Tuesday, July 26, 2016

Nerve

Year: 2016
Genre: Thriller
Directed: Henry Joost, Ariel Schulman
Stars: Emma Roberts, Dave Franco, Emily Meade, Miles Heizer, Kimiko Glenn, Marc John Jefferies, Machine Gun Kelly, Brian 'Sene' Marc, Ed Squires, Rightor Doyle, Josh Ostrovsky, Eric D'Alessandro
Production: Lionsgate

When I saw the climax of Nerve; a masked mass of sycophants dimly lit by the light of their phones, I saw what Siegfried Kracauer might have seen in The Cabinet of Dr. Caligari (1920); a denial of tradition mixed with "...faith in man's power to shape society and nature." I saw the prurient fecklessness of reality TV being weaponized, the desensitized and fragmented youth culture being co-opted and the fears of technology being fiendishly well justified. In other words, I saw the end.

This bulls**t actually sounds familiar...
The film has a deceptively clever little setup; Vee (Roberts) a goody-goody living on Staten Island is coaxed into an online truth or dare game, only without the truth. Those involved are either Watchers or Players.
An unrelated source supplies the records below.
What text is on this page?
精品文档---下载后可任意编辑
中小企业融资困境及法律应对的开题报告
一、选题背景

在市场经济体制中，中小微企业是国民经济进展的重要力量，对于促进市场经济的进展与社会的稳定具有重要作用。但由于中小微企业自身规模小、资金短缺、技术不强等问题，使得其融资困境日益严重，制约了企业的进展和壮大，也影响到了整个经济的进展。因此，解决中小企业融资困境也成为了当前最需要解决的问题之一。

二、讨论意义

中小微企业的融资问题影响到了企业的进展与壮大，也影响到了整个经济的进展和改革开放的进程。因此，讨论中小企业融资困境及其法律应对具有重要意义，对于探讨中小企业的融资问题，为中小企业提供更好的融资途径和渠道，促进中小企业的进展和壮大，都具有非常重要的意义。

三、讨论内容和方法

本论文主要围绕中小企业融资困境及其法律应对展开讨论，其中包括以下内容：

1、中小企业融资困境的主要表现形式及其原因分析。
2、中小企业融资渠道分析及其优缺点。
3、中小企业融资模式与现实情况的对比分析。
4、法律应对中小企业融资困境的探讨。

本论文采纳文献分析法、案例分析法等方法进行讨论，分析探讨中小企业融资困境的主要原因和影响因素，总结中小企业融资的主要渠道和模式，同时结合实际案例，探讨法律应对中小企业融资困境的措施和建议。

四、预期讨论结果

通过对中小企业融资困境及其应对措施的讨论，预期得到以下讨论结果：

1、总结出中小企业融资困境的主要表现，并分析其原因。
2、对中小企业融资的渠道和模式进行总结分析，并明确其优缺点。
The much larger Watcher community decides which dare/stunt the Player group is to accomplish and each accomplished dare wins you money. Those who "bail" or "fail" lose all their winnings and lose a chance at the finals. There's a third group which is strongly implied in the trailer but I won't spoil for the sake of those who actually want to watch this harbinger of the end of the republic. After all, snitches apparently get stitches.

Objectively speaking this film is okay. The story from a structural point of view is serviceable and the characterizations are bullet-pointed but never fully fleshed out. There are some neat visuals made real by luscious primary colors then sabotaged by ugly staging and distracting ADHD inspired graphics. Directors Henry Joost and Ariel Schulman may have been channeling Nicolas Winding Refn or Rick Famuyiwa's work in Dope (2015) but they really only succeed in reaching the sophistication of Untraceable (2008) drenched in warm neon.

That kind of data-mining could never happen in real life
...right?
Our leads Vee and kinda-sorta Nerve teammate Ian (Franco) don't really feel believable within the context of the film not to mention believable as teenagers. Vee especially takes far too long to suspect something is amiss. If she were truly as brainy as her friends Sydney (Meade) and Tommy (Heizer) thinks she is, she would have bailed right after Ian explains someone just showed up and handed him her favorite book guaranteeing she would meet him. Ian's backstory remains murky until near the end but upon closer scrutiny post-credits his "too-cool-for-school" act feels more like a story contrivance than honest characterization.

What separates Nerve from other YA screen adaptations, and truly makes this film beyond loathsome is its rather cavalier and quite frankly disgusting attitude towards privacy, technology, social media, democratization and human nature. Nerve has an unabashedly negative view of humanity, taking great relish in exposing the dark side of living in an open forum world with open forum expression and open forum consumption. And yes there is something to be said about advancements like the internet, meant to share knowledge and culture, being used as a means to indulge our baser impulses. Yet by being both broad and ordinary, Nerve spits on the nobility of democracy while simultaneously dooming even the smartest among us to a future of celebrity chasing, easy money and permanent distraction. A future entirely based on up or down votes and culpability is but a word that grownups use.

Not since Dirty Harry (1971) have I seen a film so morally backwards and utterly contemptible. While gushing at the excess of it's own high-concept, Nerve burrows into the viewers skull, smuggling in unscrupulous ideas made effective by the film's ordinariness. While watching Nerve I was reminded of Plato's "The Republic"; specifically his passages on late-stage democracy. In it, Plato discusses the risks of a fractured polity, a society where "too much freedom seems to change into nothing but too much slavery" and thus becomes ripe for tyranny. I much rather believe as Thomas Jefferson once did that "An educated citizenry is a vital requisite for our survival as a free people." Nerve puts that idea into doubt forcing me to fall back on the tired refrain of it's just a movie.

And it is just a movie; the walls of Jericho are not going to be tumbling down just because Emma Roberts made out with Dave Franco at a diner. Yet as a harbinger of what's to come let's hope this film is an out-layer and not the eventual rule.